On Sunday, Afghan Television went to air for the first time since 1996, and again it was Ms. Mujahid, a simple black scarf draped loosely over her hair and gold earrings glinting, who presented the evening news.

It was a triumphant moment, after five years that were, she says with a crack in her voice, "more than the worst torture."

She had suspected, in 1996, what might happen. At the time the Taliban ruled Afghanistan's second largest city, Khandahar, where they had outlawed television.

The day they took Kabul, a Taliban edict was delivered by radio banning women from leaving their homes without their husband or father, forcing them to give up their jobs and schooling.

Though her salary continued for a year after she was barred from her work, the reality of her changed life was crushing. "I loved my work in television and radio, loved it the way a person loves their mother."

Suddenly, a woman used to dashing around Kabul was stuck in two small rooms. Heavy drapes permanently covered the windows, under Taliban orders, lest a man accidentally see a woman's face. "I never saw sunlight," she recalled.

She kept the family's television and a secret stash of video cassettes in a padlocked wooden cupboard hidden beneath a bed. They played the videos with the sound almost off, because a squad of Pakistani Taliban soldiers were billeted across the road.

Ms. Mujahid said she could have lived with the Taliban strictures, if the regime had kept its promises about improving people's livelihood and security. "The living conditions were terrible during the mujahedeen period, and if the Taliban had improved this, then I was willing to sacrifice my freedom of speech, my freedom of movement."

But while the regime clamped down on crime and improved security, most people's lives were worse than before. As others they knew left the city, Ms. Mujahid stayed because her husband, history professor Sayed Amin, would not leave out of loyalty to his country.

She spent her days looking after her family (she smilingly refers to her three-year-old son, Sayed Haseen, as "a Taliban production"). She paced, and wrote stories and impassioned poems about her changed homeland.

Ms. Mujahid began her journalism career in 1980, at the age of 15; a producer from Afghan Radio came to her high school for a workshop and noticed her talents. She suggested Ms. Mujahid try out at the station, and soon she was reading advertisements.

By the time she was 22, she was the evening newscaster on both radio and television.

Her 18-year-old son, Sayed Matin, remembers when his mother was famous; he watched in anguish as she became a wan prisoner in the house.

"She was so sad and nervous. It is very difficult for a person with an official job to be in the home, for a woman who was popular and had respect to be under cover," he said.
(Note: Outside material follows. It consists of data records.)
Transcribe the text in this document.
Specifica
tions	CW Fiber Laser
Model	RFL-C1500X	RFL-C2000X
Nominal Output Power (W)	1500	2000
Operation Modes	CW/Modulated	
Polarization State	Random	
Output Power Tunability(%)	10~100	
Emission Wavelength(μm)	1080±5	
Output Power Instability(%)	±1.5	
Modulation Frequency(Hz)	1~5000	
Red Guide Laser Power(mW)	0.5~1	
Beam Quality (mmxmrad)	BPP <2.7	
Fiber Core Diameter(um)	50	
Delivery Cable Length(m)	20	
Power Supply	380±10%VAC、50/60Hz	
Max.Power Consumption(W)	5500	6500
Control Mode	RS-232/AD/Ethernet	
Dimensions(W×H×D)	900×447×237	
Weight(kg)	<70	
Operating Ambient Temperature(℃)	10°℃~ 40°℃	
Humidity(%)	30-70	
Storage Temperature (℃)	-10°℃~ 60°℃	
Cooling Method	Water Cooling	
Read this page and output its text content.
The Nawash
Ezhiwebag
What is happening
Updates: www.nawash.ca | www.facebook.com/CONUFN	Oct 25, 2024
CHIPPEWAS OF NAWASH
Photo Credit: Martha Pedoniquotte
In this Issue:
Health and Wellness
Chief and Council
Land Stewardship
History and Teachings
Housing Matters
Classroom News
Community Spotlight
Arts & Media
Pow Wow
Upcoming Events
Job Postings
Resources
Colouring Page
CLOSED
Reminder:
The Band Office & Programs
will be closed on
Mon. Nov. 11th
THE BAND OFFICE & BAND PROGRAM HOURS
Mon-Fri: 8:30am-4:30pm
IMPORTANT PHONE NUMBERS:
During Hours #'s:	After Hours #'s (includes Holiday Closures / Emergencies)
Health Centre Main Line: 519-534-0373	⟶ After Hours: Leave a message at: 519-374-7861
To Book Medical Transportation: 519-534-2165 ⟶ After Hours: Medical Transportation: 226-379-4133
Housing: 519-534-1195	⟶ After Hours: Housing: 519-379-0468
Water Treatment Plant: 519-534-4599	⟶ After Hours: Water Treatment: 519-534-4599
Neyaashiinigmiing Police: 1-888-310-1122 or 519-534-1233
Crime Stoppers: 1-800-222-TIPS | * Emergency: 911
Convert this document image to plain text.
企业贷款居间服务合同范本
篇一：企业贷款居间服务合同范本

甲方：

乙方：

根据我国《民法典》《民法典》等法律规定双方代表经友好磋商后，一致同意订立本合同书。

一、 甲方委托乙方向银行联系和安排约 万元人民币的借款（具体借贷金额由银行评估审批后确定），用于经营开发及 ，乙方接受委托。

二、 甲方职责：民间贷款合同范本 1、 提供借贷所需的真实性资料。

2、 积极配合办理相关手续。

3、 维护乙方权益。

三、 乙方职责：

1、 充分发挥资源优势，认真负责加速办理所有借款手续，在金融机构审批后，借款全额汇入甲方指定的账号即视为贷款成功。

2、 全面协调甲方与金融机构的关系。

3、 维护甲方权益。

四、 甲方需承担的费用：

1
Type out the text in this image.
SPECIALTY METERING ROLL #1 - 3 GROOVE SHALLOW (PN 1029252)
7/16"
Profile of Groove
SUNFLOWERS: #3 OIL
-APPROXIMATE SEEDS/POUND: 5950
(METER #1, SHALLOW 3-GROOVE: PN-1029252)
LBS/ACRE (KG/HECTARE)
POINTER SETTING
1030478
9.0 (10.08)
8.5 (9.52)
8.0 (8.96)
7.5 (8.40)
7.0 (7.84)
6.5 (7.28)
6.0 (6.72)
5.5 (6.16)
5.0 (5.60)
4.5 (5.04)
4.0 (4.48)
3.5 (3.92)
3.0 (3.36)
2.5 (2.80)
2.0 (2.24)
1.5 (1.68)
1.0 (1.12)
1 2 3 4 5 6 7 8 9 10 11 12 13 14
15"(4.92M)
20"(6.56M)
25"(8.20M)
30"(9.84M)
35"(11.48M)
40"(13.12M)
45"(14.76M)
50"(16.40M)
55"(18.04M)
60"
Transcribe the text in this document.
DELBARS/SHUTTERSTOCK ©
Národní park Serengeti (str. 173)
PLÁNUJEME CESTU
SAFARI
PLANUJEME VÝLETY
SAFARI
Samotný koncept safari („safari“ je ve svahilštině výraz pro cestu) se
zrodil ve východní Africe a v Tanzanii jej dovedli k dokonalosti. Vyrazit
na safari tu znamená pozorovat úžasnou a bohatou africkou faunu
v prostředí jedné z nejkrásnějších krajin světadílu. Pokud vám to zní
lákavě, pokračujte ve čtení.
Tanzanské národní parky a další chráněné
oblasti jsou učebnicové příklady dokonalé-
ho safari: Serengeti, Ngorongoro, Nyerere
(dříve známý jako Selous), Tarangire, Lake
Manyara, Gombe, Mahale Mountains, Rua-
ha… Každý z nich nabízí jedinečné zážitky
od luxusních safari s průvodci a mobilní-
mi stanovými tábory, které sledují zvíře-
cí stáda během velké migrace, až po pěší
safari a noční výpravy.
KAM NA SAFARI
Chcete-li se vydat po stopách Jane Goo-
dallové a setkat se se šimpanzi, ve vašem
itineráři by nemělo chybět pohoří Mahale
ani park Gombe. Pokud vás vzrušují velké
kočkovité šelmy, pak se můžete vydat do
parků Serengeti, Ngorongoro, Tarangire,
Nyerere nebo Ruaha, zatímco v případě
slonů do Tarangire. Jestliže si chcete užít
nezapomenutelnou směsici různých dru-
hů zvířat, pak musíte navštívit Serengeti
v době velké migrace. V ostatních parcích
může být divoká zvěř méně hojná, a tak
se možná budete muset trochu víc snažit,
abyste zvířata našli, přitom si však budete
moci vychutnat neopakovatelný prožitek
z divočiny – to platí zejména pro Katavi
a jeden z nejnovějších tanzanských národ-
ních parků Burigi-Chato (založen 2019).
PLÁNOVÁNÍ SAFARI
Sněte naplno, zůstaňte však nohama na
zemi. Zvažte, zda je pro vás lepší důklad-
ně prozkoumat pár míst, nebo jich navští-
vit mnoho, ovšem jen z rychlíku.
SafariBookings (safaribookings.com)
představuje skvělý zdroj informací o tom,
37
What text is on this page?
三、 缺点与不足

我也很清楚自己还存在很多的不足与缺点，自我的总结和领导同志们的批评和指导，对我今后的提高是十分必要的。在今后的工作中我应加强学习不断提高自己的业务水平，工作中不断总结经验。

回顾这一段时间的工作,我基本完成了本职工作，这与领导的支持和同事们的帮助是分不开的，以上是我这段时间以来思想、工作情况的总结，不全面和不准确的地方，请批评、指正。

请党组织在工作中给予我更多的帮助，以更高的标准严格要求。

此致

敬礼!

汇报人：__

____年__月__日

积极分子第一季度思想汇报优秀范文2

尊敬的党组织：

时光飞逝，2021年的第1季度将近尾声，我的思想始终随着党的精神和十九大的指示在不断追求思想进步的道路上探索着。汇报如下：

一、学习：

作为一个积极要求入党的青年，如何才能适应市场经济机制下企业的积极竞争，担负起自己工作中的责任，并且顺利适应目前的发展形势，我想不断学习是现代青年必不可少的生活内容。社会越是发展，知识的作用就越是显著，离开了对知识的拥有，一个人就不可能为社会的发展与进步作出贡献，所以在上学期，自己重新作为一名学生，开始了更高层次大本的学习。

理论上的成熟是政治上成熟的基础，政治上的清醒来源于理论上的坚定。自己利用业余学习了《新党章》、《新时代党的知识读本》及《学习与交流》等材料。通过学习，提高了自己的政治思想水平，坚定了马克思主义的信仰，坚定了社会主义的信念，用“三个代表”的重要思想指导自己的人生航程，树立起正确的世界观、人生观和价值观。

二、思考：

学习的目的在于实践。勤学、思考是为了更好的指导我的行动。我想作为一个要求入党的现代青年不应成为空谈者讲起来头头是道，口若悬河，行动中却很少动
Five-year-old Sayed Mobin, though, has no memory of his mother working and was perplexed by her appearance on television. He couldn't understand how she got into the box, and wanted to go with her.

In 1996, 23 of 50 on-air personalities at Afghan Television were women. So far, just four other women have come back to work. Most of the others fled the country.

Yesterday, more than 100 people lined up at the broadcasting station, responding to a call for more on-air staff.

A room full of young women waited to take the voice test, their body-enveloping burqas pulled back to reveal their once-banned faces.